This morning brought the sad news of the death of Bishop Leon Lemmens, auxiliary bishop of Mechelen-Brussels, after a struggle with leukemia. The bishop had laid down his duties towards the end of last year and was admitted to hospital in October of 2016, which is where, at the university hospital in Louvain, he passed away last night.
Bishop Lemmens was an auxiliary bishop of the sole Belgian archdiocese since 2011, when he was appointed as such together with Bishop Jean-Luc Hudsyn and Jean Kockerols. He was appointed for the vicariate of Flemish Brabant and Mechelen, and wuithin the bishops’ conference he was responsible for the pastoral care to prisoners, contacts with the other Christian churches and contacts with the Muslim community. The late bishop was also member of the Community of St. Egidio. Speaking on behalf of that community, historian and member Jan De Volder characterises the bishop as follows:
“Leon Lemmens was an extraordinarily cultivated man, a polyglot, who left an impression because of his stature and sincere cordiality, also on the young people he met. He possessed a robust faith and a great heart, especially for the poor, the homeless, the refugees.”
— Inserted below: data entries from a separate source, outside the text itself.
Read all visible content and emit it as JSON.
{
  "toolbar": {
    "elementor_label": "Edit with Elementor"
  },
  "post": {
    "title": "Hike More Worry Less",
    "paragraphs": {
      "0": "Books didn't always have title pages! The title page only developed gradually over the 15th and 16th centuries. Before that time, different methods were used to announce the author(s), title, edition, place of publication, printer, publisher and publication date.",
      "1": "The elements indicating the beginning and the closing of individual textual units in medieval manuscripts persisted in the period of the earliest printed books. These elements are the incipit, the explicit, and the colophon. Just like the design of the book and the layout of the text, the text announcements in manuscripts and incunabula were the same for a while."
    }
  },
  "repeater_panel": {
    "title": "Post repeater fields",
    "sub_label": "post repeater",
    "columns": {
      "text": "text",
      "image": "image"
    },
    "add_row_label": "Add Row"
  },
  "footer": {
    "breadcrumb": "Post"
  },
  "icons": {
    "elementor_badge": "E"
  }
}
The titular bishop of Municipa was a priest of the Diocese of Hasselt since his ordination in 1977. He studied moral theology in Rome, after which he served as parish priest in Genk in the early 1980s. A professor at the diocesan seminary since 1984, he rose to its leadership in 1997. In 1998 he was appointed as vicar general of Hasselt. In 2004, Msgr. Lemmens went to Rome, to serve as rector of the Romanian College, and in 2005 he also started working at the Congregation for the Oriental Churches. In 2011, he was one of three priests called to serve as auxiliary bishops under the then recently-appointed Archbishop Léonard of Mechelen-Brussels. In 2015, shortly before being forced to relinquish his duties, Bishop Lemmens accompanied Bishop Guy Harpigny and the later Cardinal Jozef De Kesel on a solidarity mission to northern Iraq.
Aboput his final months and weeks, Bishop Patrick Hoogmartens of Hasselt, Bishop Lemmens’ home diocese, says:
“We knew that he was ill and we visited him regularly. I spoke with him over the phone only last week. He bore his illness in full faithful surrender.”
The funeral Mass for Bishop Lemmens will take place on Saturday 10 June, in the Cathedral of St. Rombald in Mechelen.
Quoting the wish from the vicariate of Flemish Brabant and Mechelen: “Let’s remain united in prayer with him, and ask the Lord to embrace him with great affection and grant him eternal life.”